In this experiment, the source model with the best metastability index for each the highest accuracy when performing the target task. The values in the following table show the prediction success rate (the number of times the source model with the best transferability index was more accurate than the other source models/the total number of trials).

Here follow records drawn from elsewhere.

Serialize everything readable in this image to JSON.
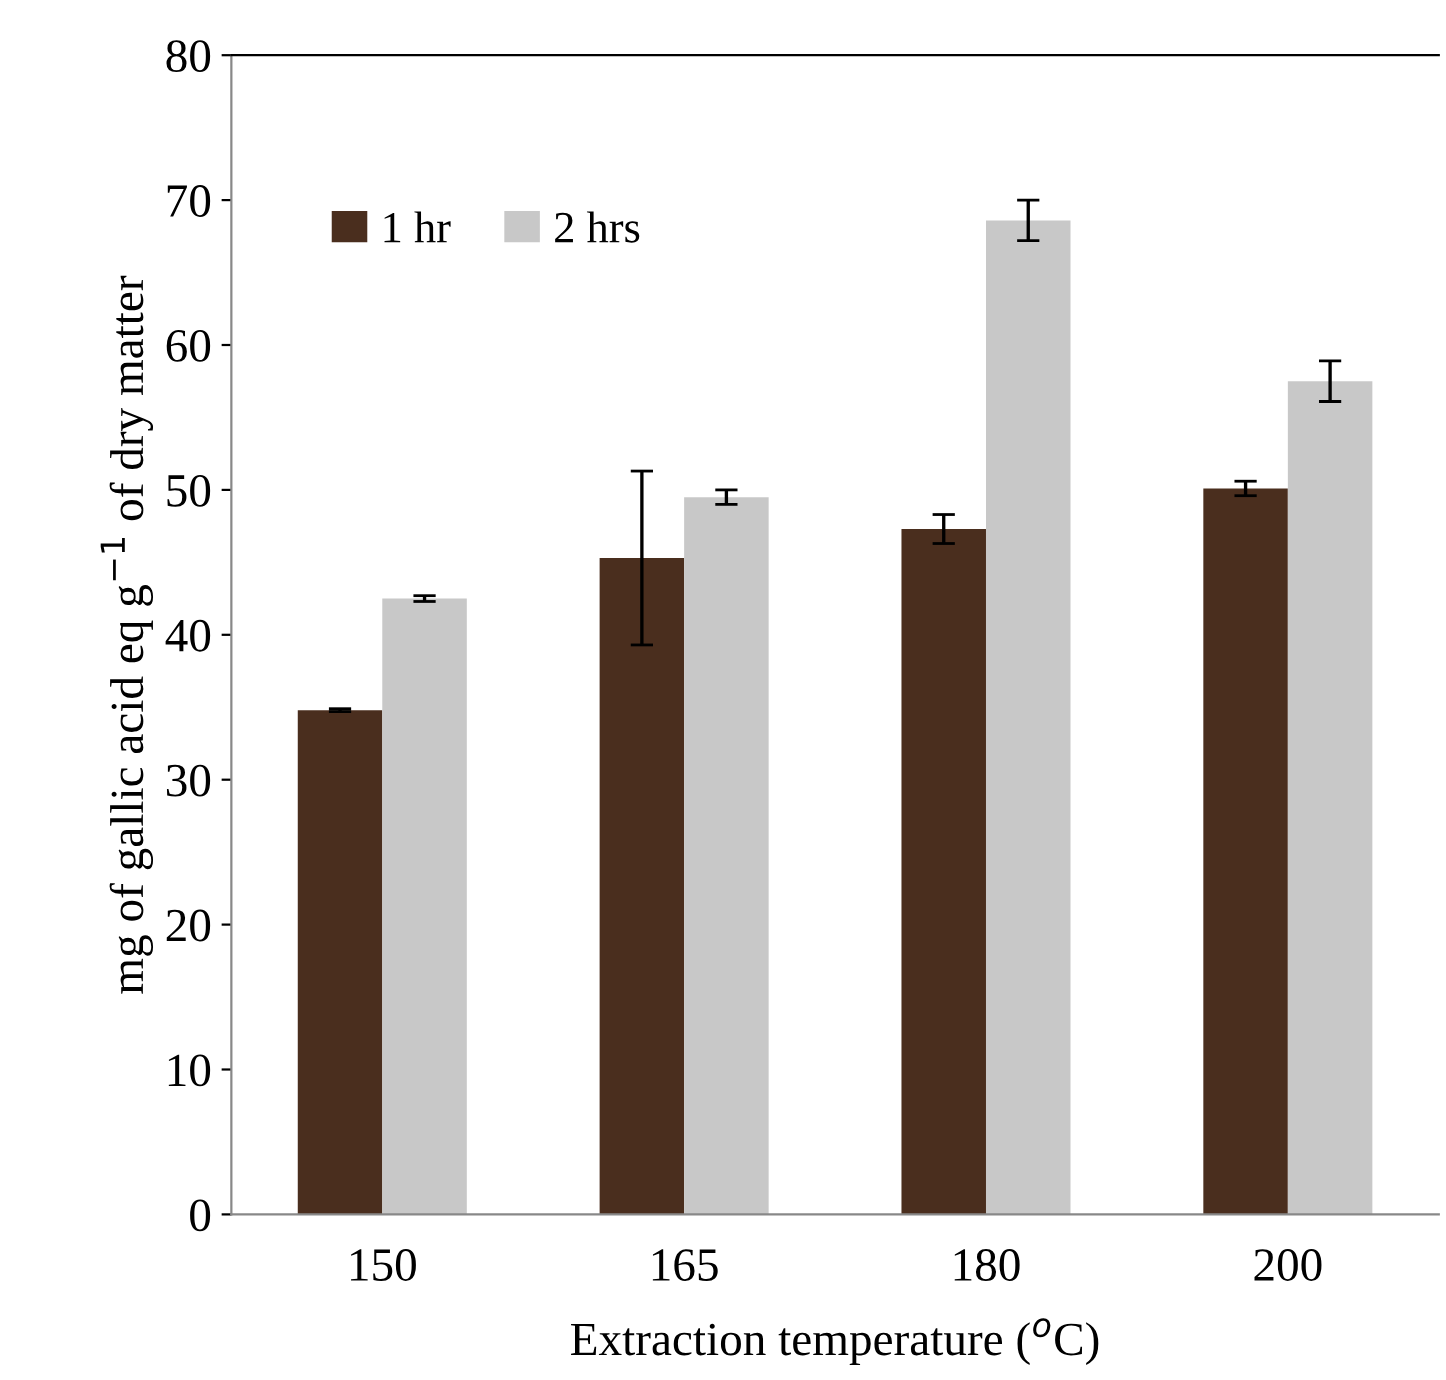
{
  "chart_data": {
    "type": "bar",
    "xlabel": "Extraction temperature ($^{o}$C)",
    "ylabel": "mg of gallic acid eq g$^{−1}$ of dry matter",
    "categories": [
      "150",
      "165",
      "180",
      "200"
    ],
    "series": [
      {
        "name": "1 hr",
        "color": "#4a2e1e",
        "values": [
          34.8,
          45.3,
          47.3,
          50.1
        ],
        "errors": [
          0.1,
          6,
          1,
          0.5
        ]
      },
      {
        "name": "2 hrs",
        "color": "#c8c8c8",
        "values": [
          42.5,
          49.5,
          68.6,
          57.5
        ],
        "errors": [
          0.2,
          0.5,
          1.4,
          1.4
        ]
      }
    ],
    "ylim": [
      0,
      80
    ],
    "yticks": [
      0,
      10,
      20,
      30,
      40,
      50,
      60,
      70,
      80
    ],
    "grid": false,
    "legend": "top left"
  }
}
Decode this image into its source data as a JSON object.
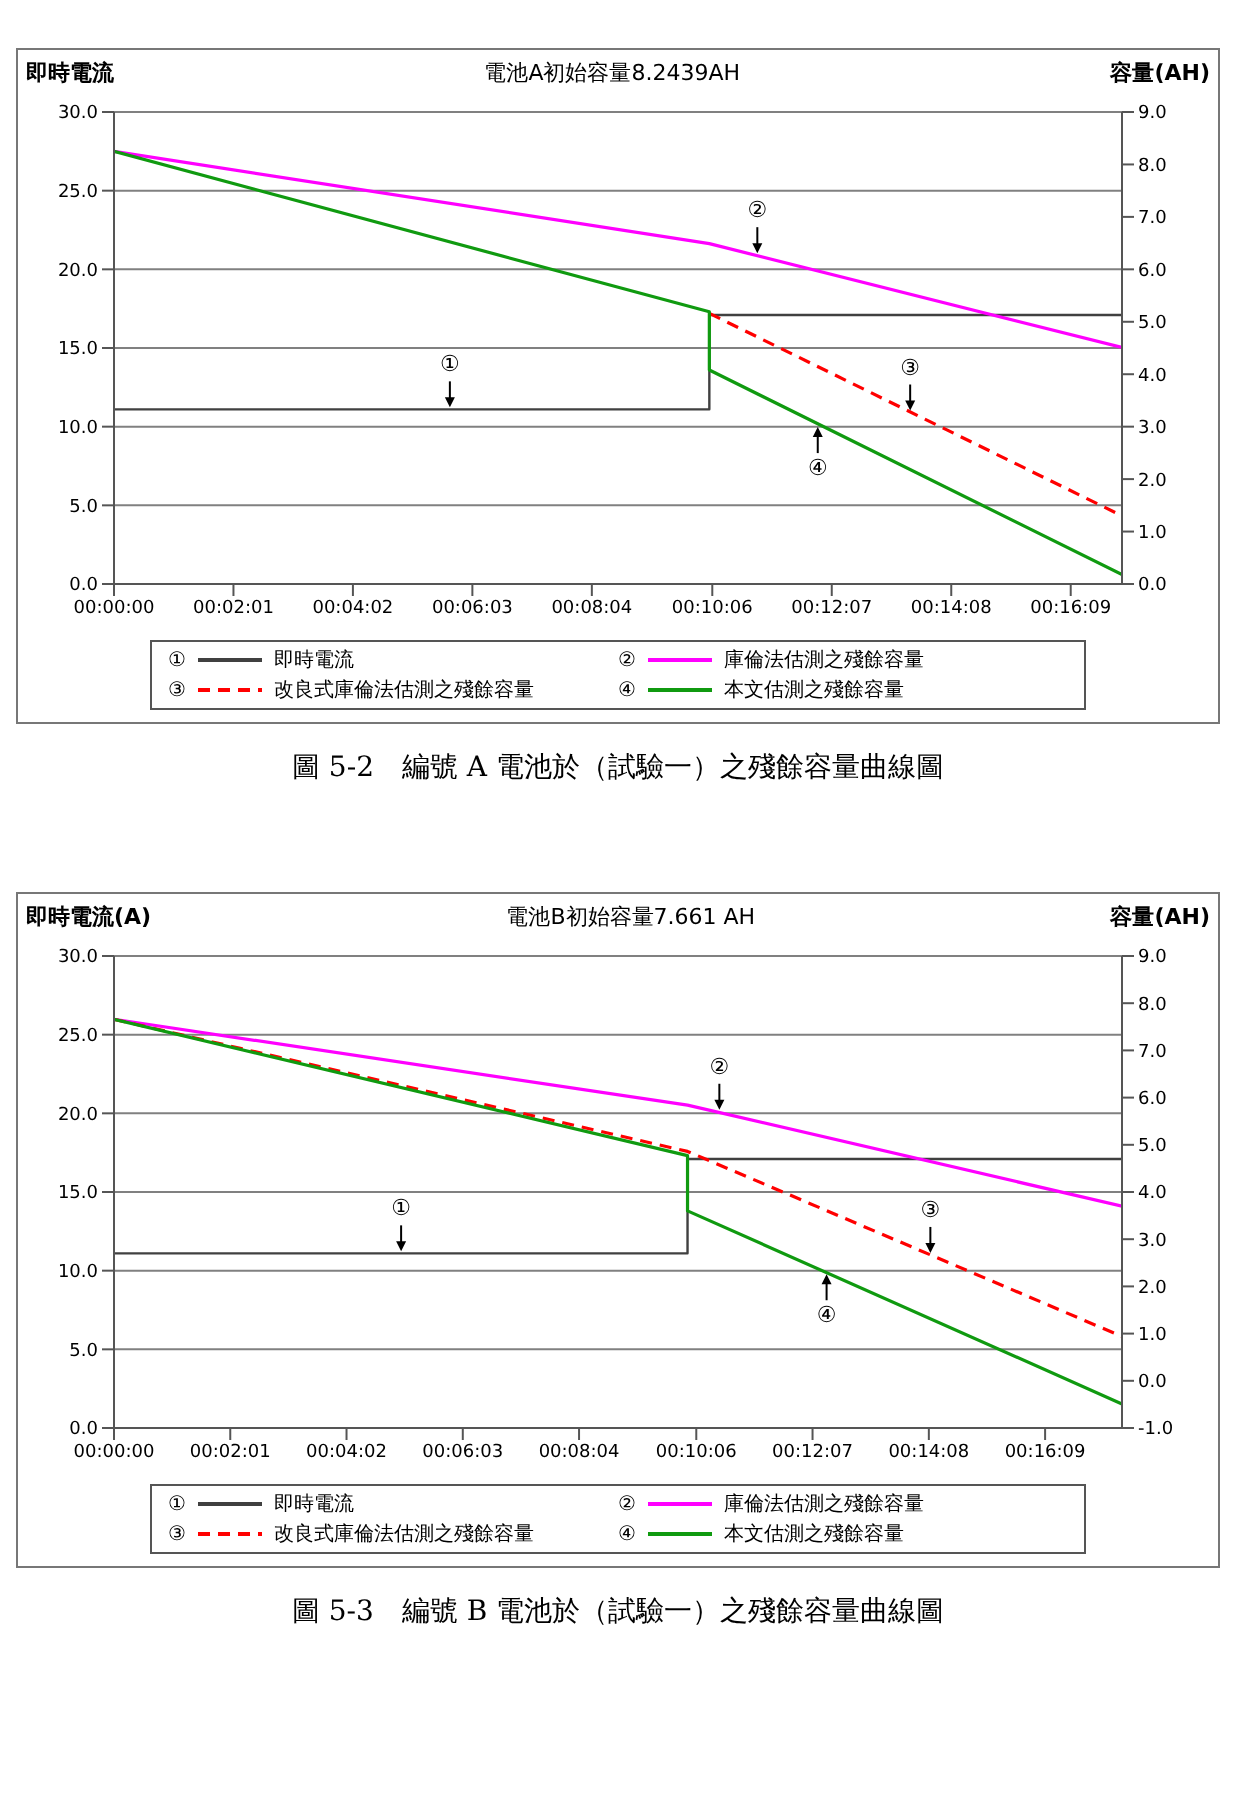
{
  "chart_data": [
    {
      "type": "line",
      "title": "電池A初始容量8.2439AH",
      "ylabel": "即時電流",
      "y2label": "容量(AH)",
      "grid": "y",
      "legend": "bottom",
      "marker": "none",
      "xlim": [
        0,
        0.2836
      ],
      "xticks": [
        {
          "value": 0,
          "label": "00:00:00"
        },
        {
          "value": 0.03361,
          "label": "00:02:01"
        },
        {
          "value": 0.06722,
          "label": "00:04:02"
        },
        {
          "value": 0.10083,
          "label": "00:06:03"
        },
        {
          "value": 0.13444,
          "label": "00:08:04"
        },
        {
          "value": 0.16833,
          "label": "00:10:06"
        },
        {
          "value": 0.20194,
          "label": "00:12:07"
        },
        {
          "value": 0.23556,
          "label": "00:14:08"
        },
        {
          "value": 0.26917,
          "label": "00:16:09"
        }
      ],
      "ylim": [
        0,
        30
      ],
      "yticks": [
        {
          "value": 0,
          "label": "0.0"
        },
        {
          "value": 5,
          "label": "5.0"
        },
        {
          "value": 10,
          "label": "10.0"
        },
        {
          "value": 15,
          "label": "15.0"
        },
        {
          "value": 20,
          "label": "20.0"
        },
        {
          "value": 25,
          "label": "25.0"
        },
        {
          "value": 30,
          "label": "30.0"
        }
      ],
      "y2lim": [
        0,
        9
      ],
      "y2ticks": [
        {
          "value": 0,
          "label": "0.0"
        },
        {
          "value": 1,
          "label": "1.0"
        },
        {
          "value": 2,
          "label": "2.0"
        },
        {
          "value": 3,
          "label": "3.0"
        },
        {
          "value": 4,
          "label": "4.0"
        },
        {
          "value": 5,
          "label": "5.0"
        },
        {
          "value": 6,
          "label": "6.0"
        },
        {
          "value": 7,
          "label": "7.0"
        },
        {
          "value": 8,
          "label": "8.0"
        },
        {
          "value": 9,
          "label": "9.0"
        }
      ],
      "series": [
        {
          "name": "即時電流",
          "color": "#404040",
          "x": [
            0,
            0.1675,
            0.1675,
            0.2836
          ],
          "values": [
            11.1,
            11.1,
            17.1,
            17.1
          ]
        },
        {
          "name": "庫倫法估測之殘餘容量",
          "color": "#ff00ff",
          "axis": "y2",
          "x": [
            0,
            0.1675,
            0.2836
          ],
          "values": [
            8.25,
            6.49,
            4.51
          ]
        },
        {
          "name": "改良式庫倫法估測之殘餘容量",
          "color": "#ff0000",
          "axis": "y2",
          "line_style": "dashed",
          "x": [
            0.1675,
            0.2836
          ],
          "values": [
            5.16,
            1.3
          ]
        },
        {
          "name": "本文估測之殘餘容量",
          "color": "#109a10",
          "axis": "y2",
          "x": [
            0,
            0.1675,
            0.1675,
            0.2836
          ],
          "values": [
            8.25,
            5.19,
            4.08,
            0.18
          ]
        }
      ],
      "annotations": [
        {
          "text": "①",
          "x": 0.0945,
          "y": 11.1
        },
        {
          "text": "②",
          "x": 0.181,
          "y": 20.9
        },
        {
          "text": "③",
          "x": 0.224,
          "y": 10.9
        },
        {
          "text": "④",
          "x": 0.198,
          "y": 10.1
        },
        "圖 5-2　編號 A 電池於（試驗一）之殘餘容量曲線圖"
      ]
    },
    {
      "type": "line",
      "title": "電池B初始容量7.661 AH",
      "ylabel": "即時電流(A)",
      "y2label": "容量(AH)",
      "grid": "y",
      "legend": "bottom",
      "marker": "none",
      "xlim": [
        0,
        0.2914
      ],
      "xticks": [
        {
          "value": 0,
          "label": "00:00:00"
        },
        {
          "value": 0.03361,
          "label": "00:02:01"
        },
        {
          "value": 0.06722,
          "label": "00:04:02"
        },
        {
          "value": 0.10083,
          "label": "00:06:03"
        },
        {
          "value": 0.13444,
          "label": "00:08:04"
        },
        {
          "value": 0.16833,
          "label": "00:10:06"
        },
        {
          "value": 0.20194,
          "label": "00:12:07"
        },
        {
          "value": 0.23556,
          "label": "00:14:08"
        },
        {
          "value": 0.26917,
          "label": "00:16:09"
        }
      ],
      "ylim": [
        0,
        30
      ],
      "yticks": [
        {
          "value": 0,
          "label": "0.0"
        },
        {
          "value": 5,
          "label": "5.0"
        },
        {
          "value": 10,
          "label": "10.0"
        },
        {
          "value": 15,
          "label": "15.0"
        },
        {
          "value": 20,
          "label": "20.0"
        },
        {
          "value": 25,
          "label": "25.0"
        },
        {
          "value": 30,
          "label": "30.0"
        }
      ],
      "y2lim": [
        -1,
        9
      ],
      "y2ticks": [
        {
          "value": -1,
          "label": "-1.0"
        },
        {
          "value": 0,
          "label": "0.0"
        },
        {
          "value": 1,
          "label": "1.0"
        },
        {
          "value": 2,
          "label": "2.0"
        },
        {
          "value": 3,
          "label": "3.0"
        },
        {
          "value": 4,
          "label": "4.0"
        },
        {
          "value": 5,
          "label": "5.0"
        },
        {
          "value": 6,
          "label": "6.0"
        },
        {
          "value": 7,
          "label": "7.0"
        },
        {
          "value": 8,
          "label": "8.0"
        },
        {
          "value": 9,
          "label": "9.0"
        }
      ],
      "series": [
        {
          "name": "即時電流",
          "color": "#404040",
          "x": [
            0,
            0.1658,
            0.1658,
            0.2914
          ],
          "values": [
            11.1,
            11.1,
            17.1,
            17.1
          ]
        },
        {
          "name": "庫倫法估測之殘餘容量",
          "color": "#ff00ff",
          "axis": "y2",
          "x": [
            0,
            0.1658,
            0.2914
          ],
          "values": [
            7.66,
            5.84,
            3.7
          ]
        },
        {
          "name": "改良式庫倫法估測之殘餘容量",
          "color": "#ff0000",
          "axis": "y2",
          "line_style": "dashed",
          "x": [
            0,
            0.1658,
            0.2914
          ],
          "values": [
            7.66,
            4.86,
            0.94
          ]
        },
        {
          "name": "本文估測之殘餘容量",
          "color": "#109a10",
          "axis": "y2",
          "x": [
            0,
            0.1658,
            0.1658,
            0.2914
          ],
          "values": [
            7.66,
            4.77,
            3.6,
            -0.49
          ]
        }
      ],
      "annotations": [
        {
          "text": "①",
          "x": 0.083,
          "y": 11.1
        },
        {
          "text": "②",
          "x": 0.175,
          "y": 20.1
        },
        {
          "text": "③",
          "x": 0.236,
          "y": 11.0
        },
        {
          "text": "④",
          "x": 0.206,
          "y": 9.9
        },
        "圖 5-3　編號 B 電池於（試驗一）之殘餘容量曲線圖"
      ]
    }
  ]
}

Here, the H-score did not give any meaningful results in this experiment, so comparing the prediction accuracy of OTCE, LEEP, and NCE. in this experiment.
in each index. Comparing the average accuracy of LEEP: 52.2 and NCE: 67.5, and OTCE: 86.4 and It can be confirmed that OTCE is more useful for source model selection than other indices It can be confirmed that OTCE is more useful for source model selection than

summary

In this paper, we considered the problem of estimating metastability in the general setting of cross-domain cross-task transition learning.
The proposed OTCE characterizes metastability based on domain and task differences and compared to other metastability measures (LEEP, NCE, H-score). compared to other metastability indices (LEEP, NCE, H-score), and was found to be suitable for capturing metastability in a cross-domain cross-task setting.
It was also shown that the OTCE is useful for selecting source models, and we felt that it is an index with various possible applications in the future.